Na szczęście arbuz ma też zalety – latem idealnie uzupełnia niedobory płynów w organizmie.
Idealne menu owocowe
Najlepiej jeść owoce dwa razy w ciągu dnia. Na pierwsze lub drugie śniadanie.
Śniadanie
Sama rób jogurty owocowe i mleczne koktajle. Do naturalnego jogurtu bez cukru, kefiru lub mleka dodaj 100 g owoców. Zmiksuj. Najlepsze będą jagody, maliny, poziomki, borówki, żurawina. Idealne śniadanie to owsianka z dodatkiem 100 g mieszanych pokrojonych drobno owoców. Omlet z owocami też może być niskokaloryczny, jeśli zrobisz go tylko z jednego jajka i nie będziesz słodzić.
Podwieczorek
Około 16.00 mamy najniższy, w ciągu całego dnia, poziom cukru w organizmie, stąd popularność słodkich podwieczorków. Jak je komponować?
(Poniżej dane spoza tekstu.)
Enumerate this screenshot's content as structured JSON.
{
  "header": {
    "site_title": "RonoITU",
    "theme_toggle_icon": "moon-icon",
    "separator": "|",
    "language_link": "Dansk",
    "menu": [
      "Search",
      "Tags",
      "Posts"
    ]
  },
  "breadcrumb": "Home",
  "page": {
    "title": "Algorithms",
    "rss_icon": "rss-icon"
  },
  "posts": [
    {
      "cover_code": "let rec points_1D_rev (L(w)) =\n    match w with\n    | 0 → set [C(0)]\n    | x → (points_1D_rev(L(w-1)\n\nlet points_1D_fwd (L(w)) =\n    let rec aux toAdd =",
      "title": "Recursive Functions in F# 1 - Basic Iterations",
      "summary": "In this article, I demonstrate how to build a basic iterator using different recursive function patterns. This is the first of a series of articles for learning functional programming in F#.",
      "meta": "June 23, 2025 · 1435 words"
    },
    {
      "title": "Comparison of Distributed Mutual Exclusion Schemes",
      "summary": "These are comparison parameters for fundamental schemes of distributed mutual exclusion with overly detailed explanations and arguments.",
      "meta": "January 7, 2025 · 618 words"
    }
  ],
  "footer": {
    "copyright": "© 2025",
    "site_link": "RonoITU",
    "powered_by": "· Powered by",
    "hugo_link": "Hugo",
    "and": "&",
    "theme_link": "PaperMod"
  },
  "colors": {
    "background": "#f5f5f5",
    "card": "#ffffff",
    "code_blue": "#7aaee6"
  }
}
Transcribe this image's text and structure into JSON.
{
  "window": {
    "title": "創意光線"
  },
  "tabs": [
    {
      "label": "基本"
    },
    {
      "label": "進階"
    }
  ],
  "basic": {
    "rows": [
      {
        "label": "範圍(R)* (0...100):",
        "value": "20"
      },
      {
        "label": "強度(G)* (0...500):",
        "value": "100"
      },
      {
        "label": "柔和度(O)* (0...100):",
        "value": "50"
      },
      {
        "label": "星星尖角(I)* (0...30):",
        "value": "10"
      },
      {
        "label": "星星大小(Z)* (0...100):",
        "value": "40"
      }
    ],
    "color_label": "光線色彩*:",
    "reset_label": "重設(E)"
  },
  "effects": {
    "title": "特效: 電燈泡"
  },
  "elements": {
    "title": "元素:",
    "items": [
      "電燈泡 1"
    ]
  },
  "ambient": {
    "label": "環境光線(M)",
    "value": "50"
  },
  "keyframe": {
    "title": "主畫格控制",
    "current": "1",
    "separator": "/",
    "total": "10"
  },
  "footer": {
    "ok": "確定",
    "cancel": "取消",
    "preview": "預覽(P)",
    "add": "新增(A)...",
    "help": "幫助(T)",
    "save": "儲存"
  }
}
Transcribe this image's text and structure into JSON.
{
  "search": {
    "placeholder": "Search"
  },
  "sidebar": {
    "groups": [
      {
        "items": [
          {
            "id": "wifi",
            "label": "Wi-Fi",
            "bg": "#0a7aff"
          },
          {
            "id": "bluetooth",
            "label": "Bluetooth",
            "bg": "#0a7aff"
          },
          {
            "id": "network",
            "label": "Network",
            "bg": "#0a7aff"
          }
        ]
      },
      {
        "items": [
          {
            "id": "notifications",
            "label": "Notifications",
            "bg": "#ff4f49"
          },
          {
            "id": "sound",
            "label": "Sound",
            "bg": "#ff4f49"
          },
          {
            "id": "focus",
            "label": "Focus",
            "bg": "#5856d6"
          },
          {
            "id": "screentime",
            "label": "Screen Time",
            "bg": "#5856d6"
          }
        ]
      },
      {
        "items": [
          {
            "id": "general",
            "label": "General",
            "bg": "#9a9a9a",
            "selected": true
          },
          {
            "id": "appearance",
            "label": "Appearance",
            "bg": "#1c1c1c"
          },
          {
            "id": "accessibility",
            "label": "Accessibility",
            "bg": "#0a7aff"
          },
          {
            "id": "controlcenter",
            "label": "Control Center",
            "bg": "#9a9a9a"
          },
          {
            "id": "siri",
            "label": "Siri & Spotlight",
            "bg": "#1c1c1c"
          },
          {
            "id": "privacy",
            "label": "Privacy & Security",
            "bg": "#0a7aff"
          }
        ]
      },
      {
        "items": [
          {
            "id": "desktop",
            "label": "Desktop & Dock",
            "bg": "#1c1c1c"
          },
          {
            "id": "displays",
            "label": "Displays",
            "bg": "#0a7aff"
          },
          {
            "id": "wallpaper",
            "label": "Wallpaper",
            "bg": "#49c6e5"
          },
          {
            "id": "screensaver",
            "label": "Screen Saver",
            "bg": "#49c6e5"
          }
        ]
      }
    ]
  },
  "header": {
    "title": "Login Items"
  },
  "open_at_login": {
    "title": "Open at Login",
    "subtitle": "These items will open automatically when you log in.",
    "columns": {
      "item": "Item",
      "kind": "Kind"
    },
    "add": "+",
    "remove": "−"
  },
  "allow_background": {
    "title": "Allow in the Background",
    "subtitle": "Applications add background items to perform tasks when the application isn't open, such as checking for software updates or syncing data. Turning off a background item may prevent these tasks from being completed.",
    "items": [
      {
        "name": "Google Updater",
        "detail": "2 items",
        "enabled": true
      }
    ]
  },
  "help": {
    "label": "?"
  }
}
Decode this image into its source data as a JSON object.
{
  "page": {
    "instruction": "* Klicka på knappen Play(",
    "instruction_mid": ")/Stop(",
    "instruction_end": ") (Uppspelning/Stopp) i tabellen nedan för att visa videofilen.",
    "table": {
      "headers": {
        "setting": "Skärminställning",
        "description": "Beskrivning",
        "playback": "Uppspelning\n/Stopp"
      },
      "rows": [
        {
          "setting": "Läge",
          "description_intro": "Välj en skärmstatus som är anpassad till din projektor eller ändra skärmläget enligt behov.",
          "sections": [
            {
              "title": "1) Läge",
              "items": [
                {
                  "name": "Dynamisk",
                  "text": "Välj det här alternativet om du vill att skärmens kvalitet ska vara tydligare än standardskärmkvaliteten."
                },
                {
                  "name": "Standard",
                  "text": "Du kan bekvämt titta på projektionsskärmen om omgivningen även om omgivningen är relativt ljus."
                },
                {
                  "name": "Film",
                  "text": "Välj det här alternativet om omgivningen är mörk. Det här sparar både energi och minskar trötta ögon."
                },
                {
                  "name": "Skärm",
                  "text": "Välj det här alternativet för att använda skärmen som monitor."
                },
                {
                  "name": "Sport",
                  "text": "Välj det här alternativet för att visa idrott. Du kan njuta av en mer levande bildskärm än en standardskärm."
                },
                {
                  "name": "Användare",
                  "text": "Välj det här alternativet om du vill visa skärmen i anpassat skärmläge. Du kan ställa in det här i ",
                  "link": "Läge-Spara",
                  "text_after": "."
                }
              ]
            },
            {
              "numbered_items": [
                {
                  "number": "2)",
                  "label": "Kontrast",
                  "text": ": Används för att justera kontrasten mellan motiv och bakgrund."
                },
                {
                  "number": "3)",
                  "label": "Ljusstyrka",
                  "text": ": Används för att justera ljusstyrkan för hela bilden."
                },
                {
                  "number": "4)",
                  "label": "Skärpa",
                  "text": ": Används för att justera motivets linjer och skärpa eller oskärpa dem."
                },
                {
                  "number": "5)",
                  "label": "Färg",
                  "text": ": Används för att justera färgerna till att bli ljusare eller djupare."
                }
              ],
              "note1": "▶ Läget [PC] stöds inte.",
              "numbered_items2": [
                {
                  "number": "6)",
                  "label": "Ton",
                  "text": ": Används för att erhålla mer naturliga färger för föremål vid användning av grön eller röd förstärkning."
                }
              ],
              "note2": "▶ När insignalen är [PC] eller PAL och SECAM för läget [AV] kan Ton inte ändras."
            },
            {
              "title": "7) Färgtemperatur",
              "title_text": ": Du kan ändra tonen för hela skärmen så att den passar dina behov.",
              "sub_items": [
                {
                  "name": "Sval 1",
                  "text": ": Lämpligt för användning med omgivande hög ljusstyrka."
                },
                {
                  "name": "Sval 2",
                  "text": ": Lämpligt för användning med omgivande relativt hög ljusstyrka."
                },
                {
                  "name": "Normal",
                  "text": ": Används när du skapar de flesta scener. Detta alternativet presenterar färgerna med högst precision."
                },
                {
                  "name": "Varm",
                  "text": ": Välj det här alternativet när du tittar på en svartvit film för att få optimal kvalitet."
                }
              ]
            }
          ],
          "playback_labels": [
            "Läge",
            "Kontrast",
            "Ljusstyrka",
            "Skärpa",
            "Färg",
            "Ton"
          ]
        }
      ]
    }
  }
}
- Jedz te owoce, które lubisz najbardziej.
- Komponuj je ze sobą tak, by było kolorowo (to syci). Sałatka owocowa z dodatkiem mięty albo innych ziół. Naleśniki z owocami. Najlepiej z chudym twarożkiem zamiast śmietany.
- Jeśli chcesz zrezygnować ze słodkiego podwieczorku, ale po obiedzie masz ochotę na coś słodkiego, wkomponuj do obiadu niedużą porcję
owocu, np. plaster ananasa do kurczaka, lub porcję żurawiny do pieczonego mięsa.